Das giftige Erbe der Verdrängung
Tausende Stasi-Veteranen sind noch im öffentlichen Dienst – Brandenburg besonders betroffen

Selbst hochgradig belastete Stasi-Kader könnten noch heute im Polizeidienst stehen, heißt es aus Potsdam. Wegen früherer Versäumnisse aber kann man sie kaum mehr belangen.

Ganze 17000 einstige Mitarbeiter der Stasi arbeiten bundesweit weiterhin im öffentlichen Dienst, berichtet die Tageszeitung „Financial Times Deutschland“. Auch Polizei und Justiz beschäftigen demnach Tausende mehr oder weniger belastete Alt-Kader. Darunter seien Personenschützer von Angela Merkel und sogar Mitarbeiter des Staatsschutzes, jener Polizeieinheit, die sich mit der Verfolgung politischer Straftaten befaßt. Besonders betroffen ist offenbar Brandenburg: 201 ehemals hauptamtliche Stasi-Spitzel arbeiten in der gesamten Landespolizei, 58 davon beim Landeskriminalamt und neun beim Staatsschutz.
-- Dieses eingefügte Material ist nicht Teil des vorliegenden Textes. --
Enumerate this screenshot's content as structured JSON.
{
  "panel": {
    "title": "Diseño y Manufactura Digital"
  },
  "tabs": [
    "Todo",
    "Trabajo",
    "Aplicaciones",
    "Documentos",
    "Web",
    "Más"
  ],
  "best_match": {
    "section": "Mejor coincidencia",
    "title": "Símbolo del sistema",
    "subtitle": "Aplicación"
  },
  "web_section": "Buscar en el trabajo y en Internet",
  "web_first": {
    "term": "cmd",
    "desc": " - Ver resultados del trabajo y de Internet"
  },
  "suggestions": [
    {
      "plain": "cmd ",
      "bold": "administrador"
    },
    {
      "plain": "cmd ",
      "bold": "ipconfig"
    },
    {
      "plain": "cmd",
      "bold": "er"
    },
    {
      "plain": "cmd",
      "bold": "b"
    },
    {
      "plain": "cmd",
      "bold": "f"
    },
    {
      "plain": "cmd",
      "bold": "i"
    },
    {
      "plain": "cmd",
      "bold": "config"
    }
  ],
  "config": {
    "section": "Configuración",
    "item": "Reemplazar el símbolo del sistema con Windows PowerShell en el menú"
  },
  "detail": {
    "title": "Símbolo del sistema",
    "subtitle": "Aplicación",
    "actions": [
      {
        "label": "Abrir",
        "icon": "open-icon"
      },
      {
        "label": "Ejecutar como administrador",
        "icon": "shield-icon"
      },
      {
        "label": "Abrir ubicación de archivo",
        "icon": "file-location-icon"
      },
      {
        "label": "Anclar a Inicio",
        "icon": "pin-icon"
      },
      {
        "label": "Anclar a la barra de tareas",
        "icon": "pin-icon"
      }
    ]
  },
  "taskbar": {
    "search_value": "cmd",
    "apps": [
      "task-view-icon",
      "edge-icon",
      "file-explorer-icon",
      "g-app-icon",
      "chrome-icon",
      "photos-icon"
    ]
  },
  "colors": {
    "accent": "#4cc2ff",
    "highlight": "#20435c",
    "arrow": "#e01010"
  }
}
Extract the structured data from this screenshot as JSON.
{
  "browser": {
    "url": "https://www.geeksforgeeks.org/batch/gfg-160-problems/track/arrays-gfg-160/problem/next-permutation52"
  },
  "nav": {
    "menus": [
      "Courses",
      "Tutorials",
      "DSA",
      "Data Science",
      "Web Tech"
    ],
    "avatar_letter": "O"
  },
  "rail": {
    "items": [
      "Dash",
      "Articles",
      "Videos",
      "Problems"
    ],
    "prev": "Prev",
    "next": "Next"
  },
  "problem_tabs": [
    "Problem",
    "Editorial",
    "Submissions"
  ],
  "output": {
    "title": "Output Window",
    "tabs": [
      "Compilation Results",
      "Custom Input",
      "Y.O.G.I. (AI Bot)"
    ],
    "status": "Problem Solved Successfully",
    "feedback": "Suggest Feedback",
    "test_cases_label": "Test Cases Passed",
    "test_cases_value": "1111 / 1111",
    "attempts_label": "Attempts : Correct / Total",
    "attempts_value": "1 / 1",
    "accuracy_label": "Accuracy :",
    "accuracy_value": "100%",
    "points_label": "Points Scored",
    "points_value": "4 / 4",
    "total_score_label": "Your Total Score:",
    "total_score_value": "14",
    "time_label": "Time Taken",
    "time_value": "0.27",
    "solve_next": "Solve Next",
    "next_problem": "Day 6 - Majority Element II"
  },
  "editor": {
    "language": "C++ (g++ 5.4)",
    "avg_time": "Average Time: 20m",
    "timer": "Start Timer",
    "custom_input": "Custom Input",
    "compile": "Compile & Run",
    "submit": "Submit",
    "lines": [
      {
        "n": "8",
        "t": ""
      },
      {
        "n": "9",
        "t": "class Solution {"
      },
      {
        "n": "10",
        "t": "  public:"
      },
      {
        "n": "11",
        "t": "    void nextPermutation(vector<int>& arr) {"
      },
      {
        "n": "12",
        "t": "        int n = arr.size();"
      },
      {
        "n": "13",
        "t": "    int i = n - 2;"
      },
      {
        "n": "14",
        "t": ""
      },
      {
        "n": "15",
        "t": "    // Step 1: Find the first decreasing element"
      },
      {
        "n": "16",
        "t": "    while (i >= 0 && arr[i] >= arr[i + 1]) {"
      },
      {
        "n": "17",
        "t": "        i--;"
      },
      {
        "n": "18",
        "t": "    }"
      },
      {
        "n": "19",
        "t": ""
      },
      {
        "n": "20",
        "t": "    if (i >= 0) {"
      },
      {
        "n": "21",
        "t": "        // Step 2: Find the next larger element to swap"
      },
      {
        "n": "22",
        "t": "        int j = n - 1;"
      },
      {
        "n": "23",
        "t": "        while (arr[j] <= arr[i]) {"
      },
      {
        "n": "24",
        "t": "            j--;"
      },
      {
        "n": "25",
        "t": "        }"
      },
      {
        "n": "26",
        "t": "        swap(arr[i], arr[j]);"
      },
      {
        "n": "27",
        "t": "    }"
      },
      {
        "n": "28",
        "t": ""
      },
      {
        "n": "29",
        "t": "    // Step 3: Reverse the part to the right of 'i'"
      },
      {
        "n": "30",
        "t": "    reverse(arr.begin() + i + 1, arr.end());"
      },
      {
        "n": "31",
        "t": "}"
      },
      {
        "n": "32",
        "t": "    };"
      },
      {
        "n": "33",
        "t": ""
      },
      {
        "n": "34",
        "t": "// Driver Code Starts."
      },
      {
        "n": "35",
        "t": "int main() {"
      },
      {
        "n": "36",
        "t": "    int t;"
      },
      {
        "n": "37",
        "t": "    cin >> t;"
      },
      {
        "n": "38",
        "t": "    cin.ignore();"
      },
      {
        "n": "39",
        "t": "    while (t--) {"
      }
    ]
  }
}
Mitarbeiter des brandenburgischen Innenministeriums verweisen in Sachen alte Stasi-Kader auf lange          zurückliegende Entscheidungen. „Das war alles bekannt, jetzt wird es skandalisiert, da fürchte ich doch, daß viele sich nicht mit den Fakten vertraut gemacht haben“, so Innenminister Jörg Schönbohm (CDU). Seit 1999 im Amt, hat er die betroffenen Staatsdiener also „geerbt“. Das Thema sei zu brisant, man wolle aber anders als Schönbohms Vorgänger offen damit umgehen und sich den Fragen stellen, so ein Vertrauter des Ministers.

Vorgänger Alwin Ziel (SPD), von 1990 bis 1999 Innenminister, gilt in Potsdam als Galionsfigur des sogenannten Brandenburger Wegs. Ein Weg, so ein Vertrauter Schönbohms, der zur Vergangenheitsverdrängung beigetragen habe. Zwar richte Schönbohm nicht rückblickend, sagen Mitarbeiter seiner Pressestelle, doch in den Abteilungen ist man weniger diplomatisch: Unter Ziels Ägide habe eine Schlußstrich-Mentalität geherrscht. Im Bildungswesen, der Justiz und eben auch bei der Polizei seien Stasi-Verstrickungen vom Kabinett Manfred Stolpe (SPD, einst stellvertretender Vorsitzender des Bundes der Evangelischen Kirchen in der DDR) in den 90ern ausgeblendet worden. Stolpe selbst hatte laut Prüfbericht der Evangelischen Kirche zu DDR-Zeiten Kontakte zur Stasi in einem Ausmaß, das nicht durch den Auftrag der Kirche an ihn gedeckt war.

Es ärgert Schönbohms Truppe, jetzt als Sündenböcke für Ziels und Stolpes Versäumnisse herhalten zu müssen. Als einer der letzten Verfechter klassischer Rechtsstaatlichkeit sah Jörg Schönbohm bei Amtsantritt keinen Grund, an der Rechtmäßigkeit der vor ihm erfolgten Übernahmen von Mitarbeitern zu zweifeln. Die Polizei Brandenburgs sei nicht „stasidurchsetzt“, kontert er die Attacken.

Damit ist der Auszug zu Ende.